Now suppose that $S$ is a coarsely bounded generating set for $G$ . By Rosendal’s criterion, saying that $S$ is coarsely bounded is equivalent to saying that there exists a finite set $F$ , an open neighborhood of the identity $U$ and a natural number $k$ such that $S$ is contained in $(FU)^k \subset G$ . If $S$ is not already analytic, replacing $S$ with $F \cup U$ provides a coarsely bounded, analytic generating set. If the resulting $S$ is not symmetric, replacing it with $S \cup S^{-1}$ produces an analytic, symmetric coarsely bounded generating set.

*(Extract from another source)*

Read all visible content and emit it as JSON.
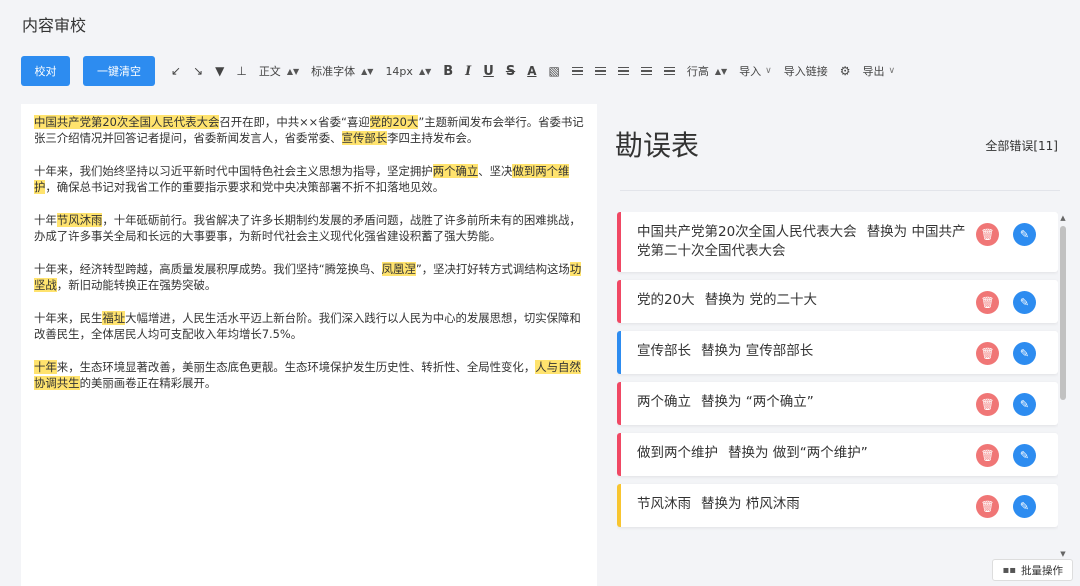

We aim to show that $G$ equipped with the word metric from $S$ is quasi-isometric to $X$ via any orbit map. So take $x_0 \in X$ . Since there is a bounded set containing $x_0$ whose translates cover $X$ , the whole space $X$ is quasi-isometric to the orbit $G.x_0$ with the metric inherited from $X$ . What we aim to show then is that there exists constants $K \ge 1$ (different $K$ , sorry) and $C \ge 0$ such that

$\frac 1K d_G(g,h) - C \le d_X(g.x_0, h.x_0) \le Kd_G(g,h) + C.$

Suppose $d_G(g,h)$ , the word length of $h^{-1}g$ , is $n$ , and take a word $s_1\cdots s_n$ representing $h^{-1}g$ . Now, since $S$ is coarsely bounded, the orbit $S.x_0$ is bounded; in particular there is an upper bound $D$ to $d_X(s.x_0,x_0)$ as $s \in S$ varies. Repeated application of the triangle inequality therefore shows that $d_X(g.x_0,h.x_0) \le Dd_G(g,h)$ .

For the other inequality, take a ball $B$ of radius $r$ centered at $x_0$ whose translates cover $X$ . The set $S'$ of group elements such that $g.\bar B \cap \bar B \ne \varnothing$ is coarsely bounded in $G$ and therefore has word lengths bounded by some constant $M$ . Write $k$ for the floor of $\frac{d_X(g.x_0,h.x_0)}{r}$ . We can find a sequence $h.x_0 = y_0, y_1,\ldots,y_k, y_{k+1} = g.x_0$ of points on a geodesic from $h.x_0$ to $g.x_0$ such that the distance between successive points from the sequence is bounded by $r$ . Associated to these points we can choose group elements $h = h_0, h_1,\ldots h_k, h_{k+1} = g$ such that $y_i \in h_i.\bar B$ . Since $d_X(y_{i-1},y_i) \le r$ , it follows that $h_{i-1}^{-1}h_i \in S$ , and thus that $h^{-1}g$ has word length at most $Mk + M \le M\frac{d_X(g.x_0,h.x_0)}{r} + M$ , from which we conclude that $\frac{r}{M}d_G(g,h) - r \le d_X(g.x_0,h.x_0).$

Taking $K = \max\{1,\frac{M}{r}, D\}$ and $C = r$ , we see that $G$ is quasi-isometric to $X$ . $\blacksquare$

Something that I find satisfying about the proof is that it really is “the same” proof that one sees applied to properly discontinuous, cocompact actions of discrete groups!